When Trump labels something "fake news," "I just have started assuming ... whatever he's talking about must be true," said 46-year-old Joseph Murray of Mustang, Oklahoma, a registered independent. "I feel like that attitude didn't start until he took office."
Trump tends to inflate the significance of what he's done. He claims his tax cuts are the biggest in history, his accomplishments surpass those of all previous presidents, and his election victory was a "landslide." None is true.
He still insists there were millions of illegal votes cast in the 2016 election, even though there's no such evidence.
Even on matters existential, Trump makes things up.
Taunted on Twitter by North Korean leader Kim Jong Un, Trump responded that his own nuclear button "is a much bigger and powerful one than his, and my Button works!" There is no such physical button.

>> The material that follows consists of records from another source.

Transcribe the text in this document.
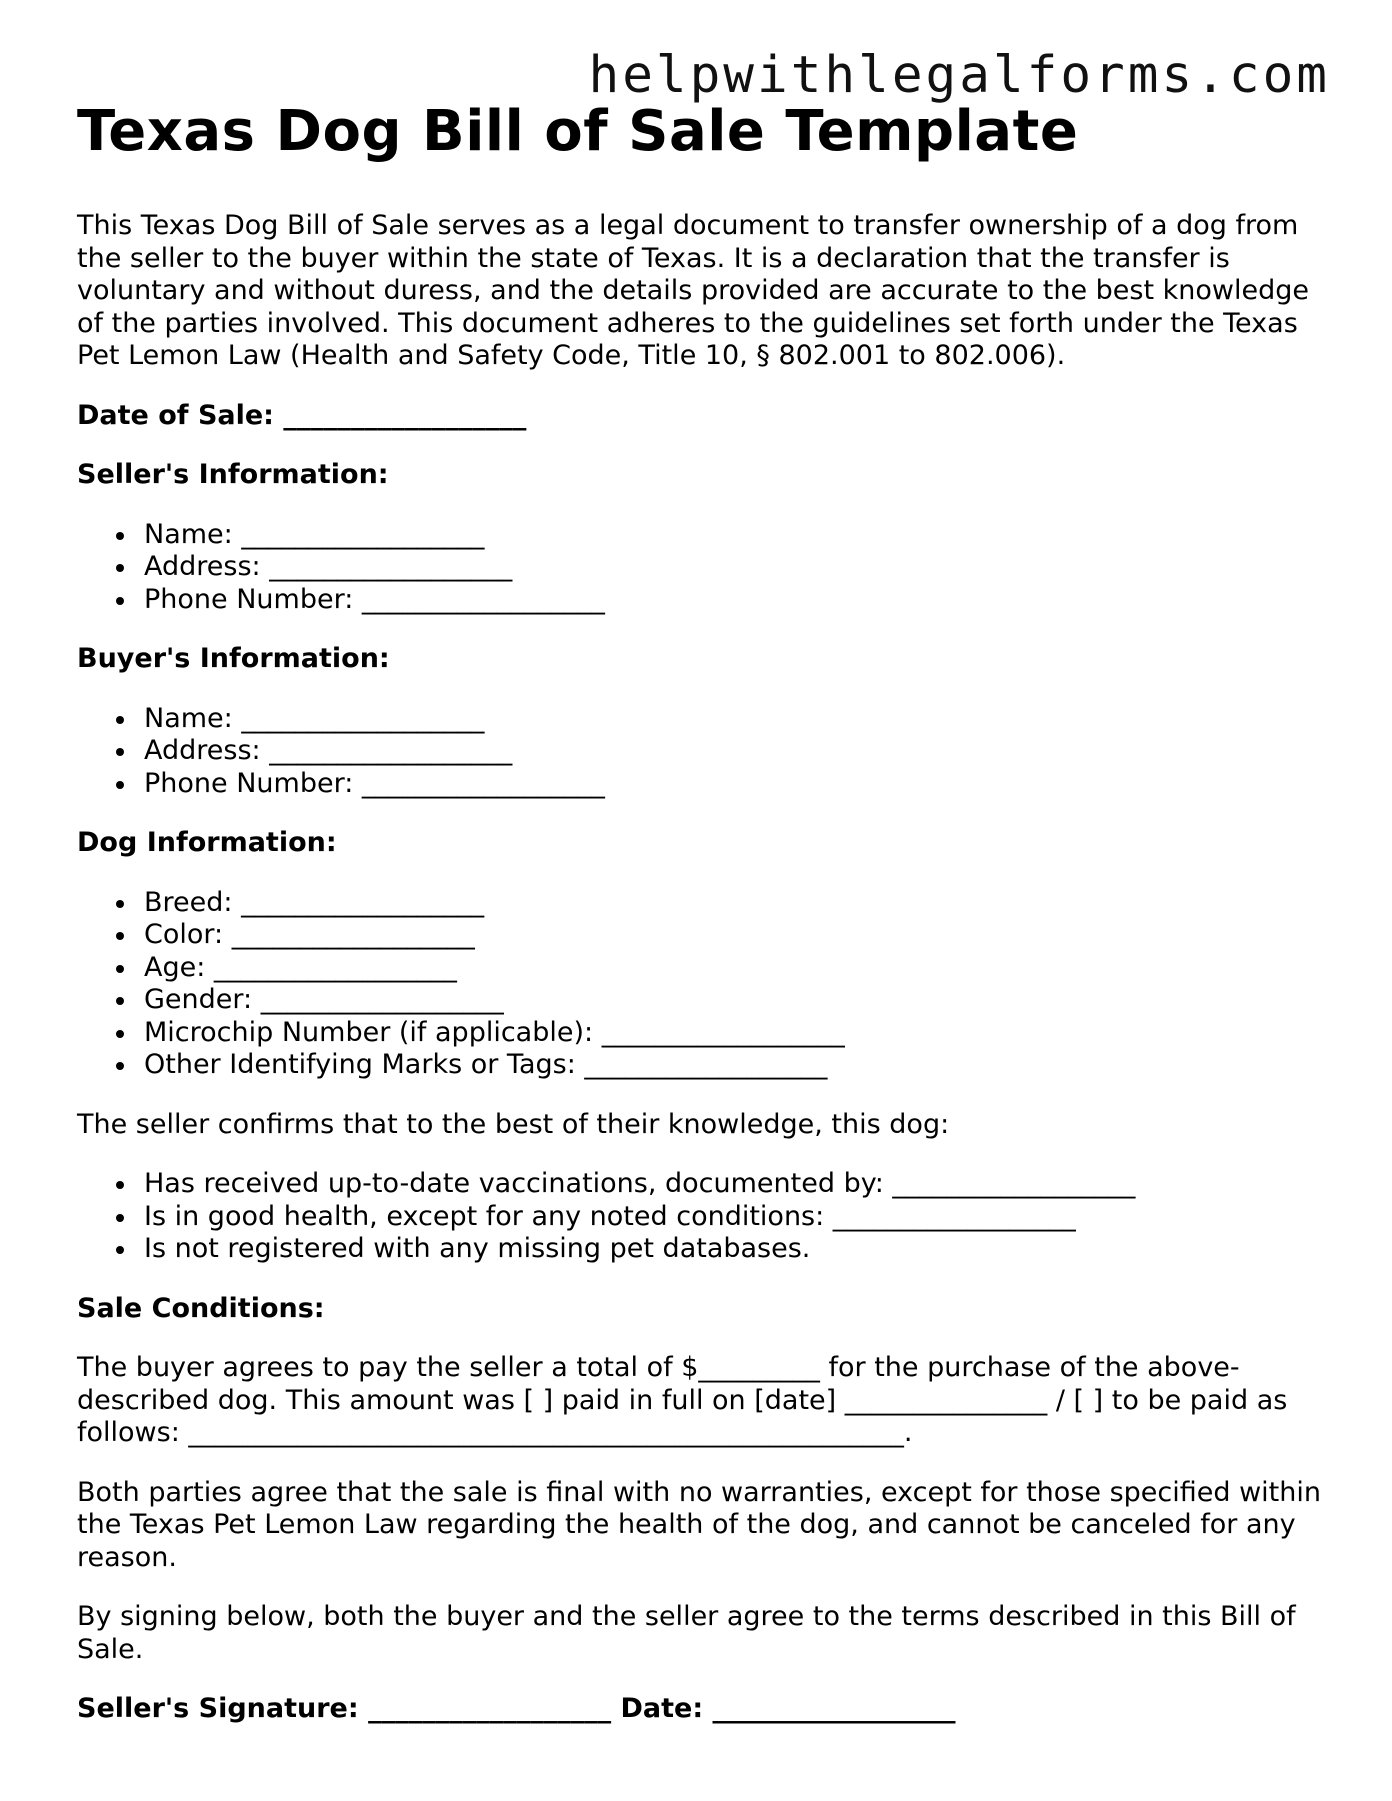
helpwithlegalforms.com
Texas Dog Bill of Sale Template

This Texas Dog Bill of Sale serves as a legal document to transfer ownership of a dog from the seller to the buyer within the state of Texas. It is a declaration that the transfer is voluntary and without duress, and the details provided are accurate to the best knowledge of the parties involved. This document adheres to the guidelines set forth under the Texas Pet Lemon Law (Health and Safety Code, Title 10, § 802.001 to 802.006).

Date of Sale: __________________
Seller's Information:
Name: __________________
Address: __________________
Phone Number: __________________
Buyer's Information:
Name: __________________
Address: __________________
Phone Number: __________________
Dog Information:
Breed: __________________
Color: __________________
Age: __________________
Gender: __________________
Microchip Number (if applicable): __________________
Other Identifying Marks or Tags: __________________

The seller confirms that to the best of their knowledge, this dog:

Has received up-to-date vaccinations, documented by: __________________
Is in good health, except for any noted conditions: __________________
Is not registered with any missing pet databases.
Sale Conditions:

The buyer agrees to pay the seller a total of $_________ for the purchase of the above-described dog. This amount was [ ] paid in full on [date] _______________ / [ ] to be paid as follows: _____________________________________________________.

Both parties agree that the sale is final with no warranties, except for those specified within the Texas Pet Lemon Law regarding the health of the dog, and cannot be canceled for any reason.

By signing below, both the buyer and the seller agree to the terms described in this Bill of Sale.

Seller's Signature: __________________ Date: __________________
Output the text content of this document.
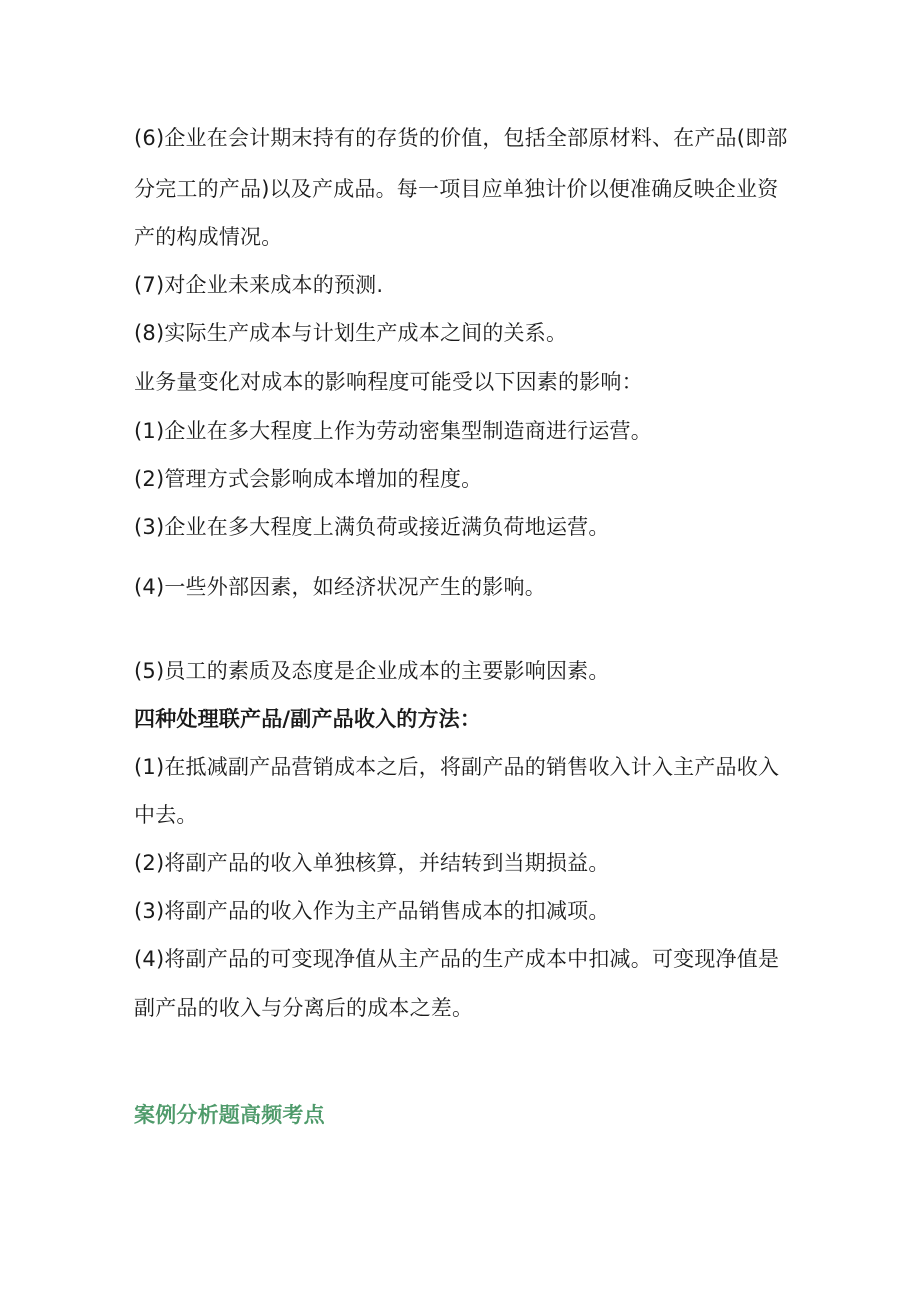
(6)企业在会计期末持有的存货的价值，包括全部原材料、在产品(即部
分完工的产品)以及产成品。每一项目应单独计价以便准确反映企业资
产的构成情况。
(7)对企业未来成本的预测.
(8)实际生产成本与计划生产成本之间的关系。
业务量变化对成本的影响程度可能受以下因素的影响：
(1)企业在多大程度上作为劳动密集型制造商进行运营。
(2)管理方式会影响成本增加的程度。
(3)企业在多大程度上满负荷或接近满负荷地运营。
(4)一些外部因素，如经济状况产生的影响。
(5)员工的素质及态度是企业成本的主要影响因素。
四种处理联产品/副产品收入的方法：
(1)在抵减副产品营销成本之后，将副产品的销售收入计入主产品收入
中去。
(2)将副产品的收入单独核算，并结转到当期损益。
(3)将副产品的收入作为主产品销售成本的扣减项。
(4)将副产品的可变现净值从主产品的生产成本中扣减。可变现净值是
副产品的收入与分离后的成本之差。
案例分析题高频考点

Trump often bypasses the vast information-gathering apparatus that reports to him in favour of getting his reality from TV, or sometimes just his gut. That has led him to conclude wrongly that a rare riot in Sweden over a drug crime was instead linked to refugee extremism. He also falsely claimed that Obama tapped his phones at Trump Tower in the campaign.
"I'm a very instinctual person, but my instinct turns out to be right," he told Time magazine. Besides, "I'm quoting highly respected people from highly respected television networks."